Thank you very much, Elias.

We're going to take one last analyst please, operator.

Vincent Meunier, Morgan Stanley.

Thank you for taking my questions. The first one is on the IO. The combinations are becoming a priority for all the players. Can you explain how you think you can differentiate versus much more advanced projects?

And also, can you explain how and when you will make combinations? If for instance you consider acquisitions at some point, who will decide and who will pay between Sanofi and Regeneron?

And I have a second question on Praluent. Can you explain what is the difference in terms of positioning between the pen and the prefilled syringe in terms of pricing, profitability, and maybe market access? Thank you.

Definitely Elias, why don't you answer the IO questions?

I think in the IO question, as you or we evaluated the field and because we have actually current assets within the current discovery alliance with Regeneron -- we have several multiple assets in the IO field that we have evaluated or are very familiar with, of which three are in the late preclinical stage and one is already in the Phase I stage.

Also our analysis of the field showed this is early. If you look at the response rate for current therapies of IO, you see that there are some patients who respond extremely well, but many others who do not. And on top of it you have a significant toxicology effect.

So in terms of combination with other products, we have in our portfolio several assets which we evaluated and which we think can be very early combined with the clinical assets that we currently have. The PD-1 is a backbone to combinations; but also LAG-3 and maybe PD-L1.

So we're looking at a strategy whereby having this agreement we can speed up and scale up our ability to explore a vast field of combinations with the antibodies that we are jointly working with Regeneron, other combinations with assets that we internally have -- such as BCG vaccine as just one example, which is well known to stimulate the immune system -- but others that we will certainly be able to discuss later.

In terms of acquiring from third parties, obviously we will consider significantly strategic assets from third parties, as we know that combinations not with just antibodies are only important, because as you want to modulate the immune system both to remove brakes on the immune system but also activate it, certainly opportunities will come which will then be discussed by the partners. The contract actually contemplates these acquisitions, obviously, at a 50-50 cost, 50-50 benefit generally is the principle that we will follow.

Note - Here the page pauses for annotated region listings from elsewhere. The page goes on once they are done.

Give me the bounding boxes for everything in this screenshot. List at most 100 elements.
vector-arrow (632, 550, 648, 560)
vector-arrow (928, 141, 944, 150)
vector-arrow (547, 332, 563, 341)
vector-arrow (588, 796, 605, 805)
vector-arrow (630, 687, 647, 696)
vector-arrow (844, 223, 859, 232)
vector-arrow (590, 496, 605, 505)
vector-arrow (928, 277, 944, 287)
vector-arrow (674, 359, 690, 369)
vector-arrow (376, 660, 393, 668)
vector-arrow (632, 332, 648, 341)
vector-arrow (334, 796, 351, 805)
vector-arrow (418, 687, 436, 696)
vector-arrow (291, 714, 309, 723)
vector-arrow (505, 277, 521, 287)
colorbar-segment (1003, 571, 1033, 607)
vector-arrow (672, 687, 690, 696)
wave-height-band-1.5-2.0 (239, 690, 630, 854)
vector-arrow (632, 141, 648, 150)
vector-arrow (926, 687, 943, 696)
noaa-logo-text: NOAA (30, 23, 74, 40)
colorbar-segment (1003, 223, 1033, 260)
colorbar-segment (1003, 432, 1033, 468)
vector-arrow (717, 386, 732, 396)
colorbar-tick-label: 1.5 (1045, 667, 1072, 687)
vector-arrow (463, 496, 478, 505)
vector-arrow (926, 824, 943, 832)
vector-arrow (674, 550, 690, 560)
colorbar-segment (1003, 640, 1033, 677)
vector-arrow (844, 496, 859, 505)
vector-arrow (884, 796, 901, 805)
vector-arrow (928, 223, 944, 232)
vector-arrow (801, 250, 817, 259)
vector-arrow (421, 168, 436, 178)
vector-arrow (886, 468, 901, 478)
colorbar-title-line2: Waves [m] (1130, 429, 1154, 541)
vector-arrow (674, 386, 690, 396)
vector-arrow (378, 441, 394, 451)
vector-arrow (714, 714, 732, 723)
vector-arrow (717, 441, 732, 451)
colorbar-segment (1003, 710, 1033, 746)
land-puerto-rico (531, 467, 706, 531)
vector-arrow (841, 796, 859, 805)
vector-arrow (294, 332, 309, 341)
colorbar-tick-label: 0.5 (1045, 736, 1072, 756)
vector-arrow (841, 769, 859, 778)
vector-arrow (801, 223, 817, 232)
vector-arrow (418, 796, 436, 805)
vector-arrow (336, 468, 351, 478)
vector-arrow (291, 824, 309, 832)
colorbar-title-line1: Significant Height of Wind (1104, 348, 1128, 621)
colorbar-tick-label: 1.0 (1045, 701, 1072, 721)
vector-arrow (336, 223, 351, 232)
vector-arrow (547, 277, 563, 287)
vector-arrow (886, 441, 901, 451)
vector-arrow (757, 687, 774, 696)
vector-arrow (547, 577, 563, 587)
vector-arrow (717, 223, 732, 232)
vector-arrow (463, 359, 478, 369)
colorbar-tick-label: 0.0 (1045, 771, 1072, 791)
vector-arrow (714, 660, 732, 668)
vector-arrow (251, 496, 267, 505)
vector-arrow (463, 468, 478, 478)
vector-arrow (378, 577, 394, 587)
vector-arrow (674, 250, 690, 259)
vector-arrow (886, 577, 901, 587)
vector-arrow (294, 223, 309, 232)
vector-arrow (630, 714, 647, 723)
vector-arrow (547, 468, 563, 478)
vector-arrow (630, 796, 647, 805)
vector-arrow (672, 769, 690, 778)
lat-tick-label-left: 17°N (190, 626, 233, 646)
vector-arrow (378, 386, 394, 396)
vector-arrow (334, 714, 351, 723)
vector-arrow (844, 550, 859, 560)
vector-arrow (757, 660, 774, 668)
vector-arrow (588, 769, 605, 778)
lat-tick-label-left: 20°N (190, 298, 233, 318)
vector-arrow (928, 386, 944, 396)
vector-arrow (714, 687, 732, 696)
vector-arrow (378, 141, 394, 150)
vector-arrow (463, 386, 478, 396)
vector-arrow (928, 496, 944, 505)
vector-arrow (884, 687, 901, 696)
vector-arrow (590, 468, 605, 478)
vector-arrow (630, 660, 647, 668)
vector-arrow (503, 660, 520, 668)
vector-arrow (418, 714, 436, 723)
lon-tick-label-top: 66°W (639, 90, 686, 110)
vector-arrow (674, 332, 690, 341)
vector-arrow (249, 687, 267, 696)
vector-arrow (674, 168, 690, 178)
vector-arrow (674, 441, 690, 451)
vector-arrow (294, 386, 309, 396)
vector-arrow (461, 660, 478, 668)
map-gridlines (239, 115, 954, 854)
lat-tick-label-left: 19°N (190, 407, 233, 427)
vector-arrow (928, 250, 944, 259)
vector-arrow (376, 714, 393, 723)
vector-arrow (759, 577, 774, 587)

So when you look at that you realize that our choice here has been an expansion of an existing collaboration with clinical and pre-clinical assets that can be combined with existing clinical assets in our own portfolio and that of others. And that all of those considerations have been taken into account before really triggering this renewal and extension of our effort with Regeneron, combined with our internal efforts as well.

Okay, very good. Thank you very much, Elias. So Praluent positioning of the pen versus the syringe?

Yes, Vincent, the pricing is actually the same, so there's no difference between the PFS, the prefilled syringe, and the autoinjector. I think the whole principle which is around Praluent is the choice. We give the choice for the patient, for the physician, between the 75 and 150 milligrams; we give the choice between the prefilled syringe and the autoinjector.

Of course it is fair to assume that the majority, or if not the vast majority of patients, will opt for the autoinjector. But that's basically what I can tell you around this number.

Okay. Thank you very much, Peter.

I think we are closing the call now. Thank you very much all for joining us. Just reminding you that our Q3 results will be on October 29, and we hope to have the pleasure to host you at our Meet Management meeting on November 6. So thank you very much, everyone.

Ladies and gentlemen, thank you for your attendance. This call is being concluded. You may now disconnect.